ガザ:妊娠の喜びから恐怖へ一変
ガザの避難用テントの中で暮らすゼナブさん*。彼女は紛争が始まる3日前に2人目の妊娠を知り、その直後、喜びと興奮が恐怖と死に取って代わられました。
ガザへの攻撃により、彼女は3歳の長女とともに崩壊した家の瓦礫の下から引きずり出され、夫は家族のために食料を探そうとして殺されました。
避難生活を続ける中、2024年6月に帝王切開をすることになり、避難所から16キロ離れた病院に行きました。病院までの道中、爆撃で破壊された家、学校、保健センターを通りすぎ、その光景を目に焼き付けながら、崩壊している現実の中に、新しい命を迎え入れる喜ばしい瞬間のために心の準備をしていました。
「とても怖いし、不安でたまらないし、すごくストレスを感じています。最初の娘を出産する時とは本当に違う気持ちです。夫がそばにいないことがとても辛くて、すごく会いたいです。でも同時に、赤ちゃんを抱ける瞬間が待ち遠しい。この恐怖と美しい気持ちが入り混じっているのが不思議です」と彼女は語りました。
ゼナブさんは無事に女児を出産することができました。適切な設備が不足していたため、医師たちは赤ちゃんに対する通常の検査をすべて行うことができず、6インチの帝王切開の傷を縫合するための専用の糸もありませんでした。

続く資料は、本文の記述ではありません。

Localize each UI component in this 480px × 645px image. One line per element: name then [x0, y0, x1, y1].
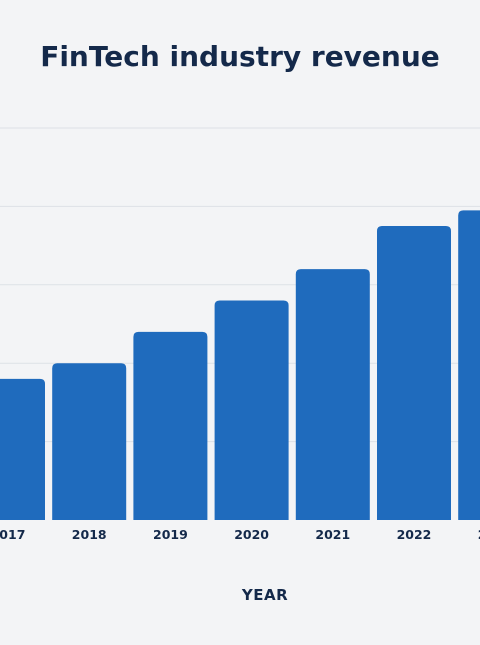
chart-title: FinTech industry revenue — [40, 40, 440, 73]
x-axis-label: YEAR — [241, 586, 289, 604]
bars — [0, 210, 480, 520]
x-tick-label-2017: 2017 — [0, 527, 25, 542]
x-tick-label-2019: 2019 — [153, 527, 188, 542]
bar-2023 — [458, 210, 480, 520]
bar-2020 — [214, 300, 289, 520]
x-tick-label-2022: 2022 — [397, 527, 432, 542]
bar-2017 — [0, 378, 45, 520]
x-tick-labels: 2017 2018 2019 2020 2021 2022 2023 — [0, 527, 480, 542]
x-tick-label-2020: 2020 — [234, 527, 269, 542]
bar-2022 — [377, 226, 451, 520]
bar-2019 — [133, 331, 208, 520]
x-tick-label-2023: 2023 — [478, 527, 480, 542]
bar-2021 — [295, 269, 370, 520]
bar-2018 — [52, 363, 127, 520]
x-tick-label-2021: 2021 — [315, 527, 350, 542]
x-tick-label-2018: 2018 — [72, 527, 107, 542]
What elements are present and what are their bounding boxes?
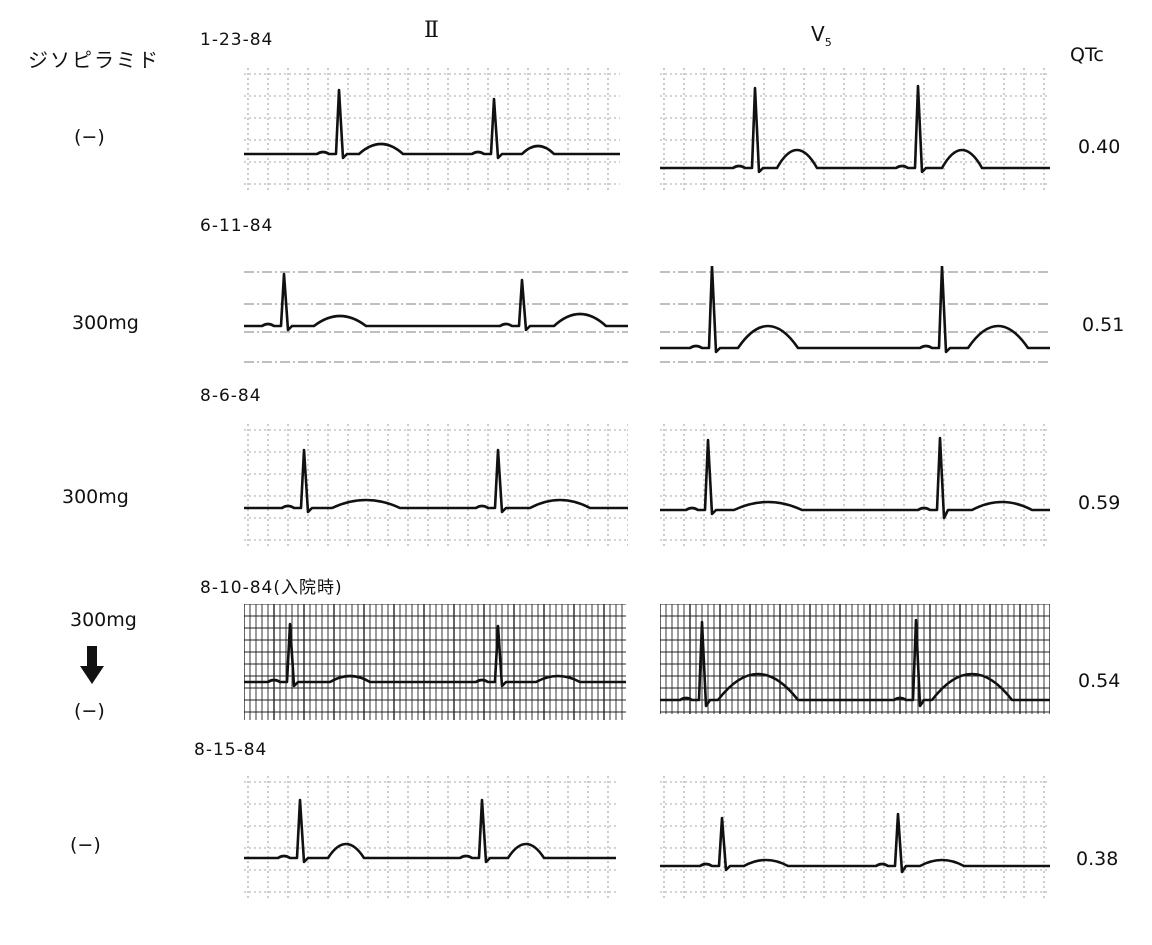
ecg-trace [244, 448, 628, 514]
lead-ii-header: Ⅱ [424, 18, 439, 43]
ecg-strip-r1-lead-ii [244, 68, 620, 192]
ecg-strip-r3-lead-ii [244, 424, 628, 548]
ecg-trace [244, 272, 628, 332]
date-label-1: 1-23-84 [200, 30, 274, 50]
ecg-grid [660, 271, 1050, 363]
date-label-5: 8-15-84 [194, 740, 268, 760]
ecg-trace [660, 84, 1050, 174]
ecg-grid [660, 776, 1050, 900]
date-label-4: 8-10-84(入院時) [200, 578, 343, 598]
ecg-trace [244, 622, 626, 688]
ecg-strip-r2-lead-v5 [660, 266, 1050, 363]
ecg-strip-r5-lead-v5 [660, 776, 1050, 900]
ecg-strip-r4-lead-ii [244, 604, 626, 720]
ecg-grid [244, 271, 628, 363]
ecg-trace [660, 812, 1050, 874]
ecg-grid [244, 776, 616, 900]
qtc-value-5: 0.38 [1076, 848, 1119, 870]
dose-label-5: (−) [70, 834, 101, 856]
ecg-trace [244, 88, 620, 160]
ecg-trace [660, 436, 1050, 520]
qtc-header: QTc [1070, 44, 1104, 66]
ecg-grid [660, 68, 1050, 192]
drug-label: ジソピラミド [28, 48, 160, 72]
dose-label-4: 300mg [70, 609, 137, 631]
ecg-grid [660, 604, 1050, 714]
qtc-value-3: 0.59 [1078, 492, 1121, 514]
dose-after-label-4: (−) [74, 700, 105, 722]
ecg-strip-r3-lead-v5 [660, 424, 1050, 548]
date-label-2: 6-11-84 [200, 216, 274, 236]
dose-label-3: 300mg [62, 486, 129, 508]
qtc-value-2: 0.51 [1082, 314, 1125, 336]
ecg-grid [244, 68, 620, 192]
ecg-trace [660, 618, 1050, 708]
ecg-trace [660, 266, 1050, 354]
ecg-trace [244, 798, 616, 864]
qtc-value-4: 0.54 [1078, 670, 1121, 692]
ecg-grid [244, 604, 626, 720]
ecg-grid [244, 424, 628, 548]
qtc-value-1: 0.40 [1078, 136, 1121, 158]
lead-v5-header: V5 [811, 22, 832, 49]
ecg-strip-r5-lead-ii [244, 776, 616, 900]
ecg-strip-r1-lead-v5 [660, 68, 1050, 192]
lead-v5-subscript: 5 [824, 36, 832, 49]
dose-label-2: 300mg [72, 312, 139, 334]
ecg-strip-r2-lead-ii [244, 271, 628, 363]
lead-v5-base: V [811, 22, 825, 46]
ecg-grid [660, 424, 1050, 548]
ecg-strip-r4-lead-v5 [660, 604, 1050, 714]
date-label-3: 8-6-84 [200, 386, 262, 406]
dose-label-1: (−) [74, 126, 105, 148]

ガザでの暴力が激化してからガザの女性は流産する可能性が3倍、出産時に死亡する可能性も3倍に増加しています。(2024年7月時点)
ゼナブさんは二人の娘とのテント生活が続いています。
インタビューの中でガザの女性や女子たちに代わって、ゼナブさんが世界に伝えたいメッセージを聞きました。
「私は、未亡人、負傷者、拘束された女性たちを支援するすべての団体に対し、私たちを道徳的にも心理的にも支えてくれるよう呼びかけます。私たちがこの人生を乗り越えていけるように。現実として、私たちはいまだにこの悪夢の中に閉じ込められており、抜け出す方法も、逃げ道も見つけられないでいます」
ゼナブさんたちへCAREのスタッフによってベビーキットが届けられました。
ベビーキットには、紙おむつ、シャンプー、粉ミルク、衛生用品、生理用品、授乳パッド、コットン、毛布、石鹸、母親用下着、ベビー服など、緊急に必要なものが含まれています。
*個人情報保護のため名前は変更しています。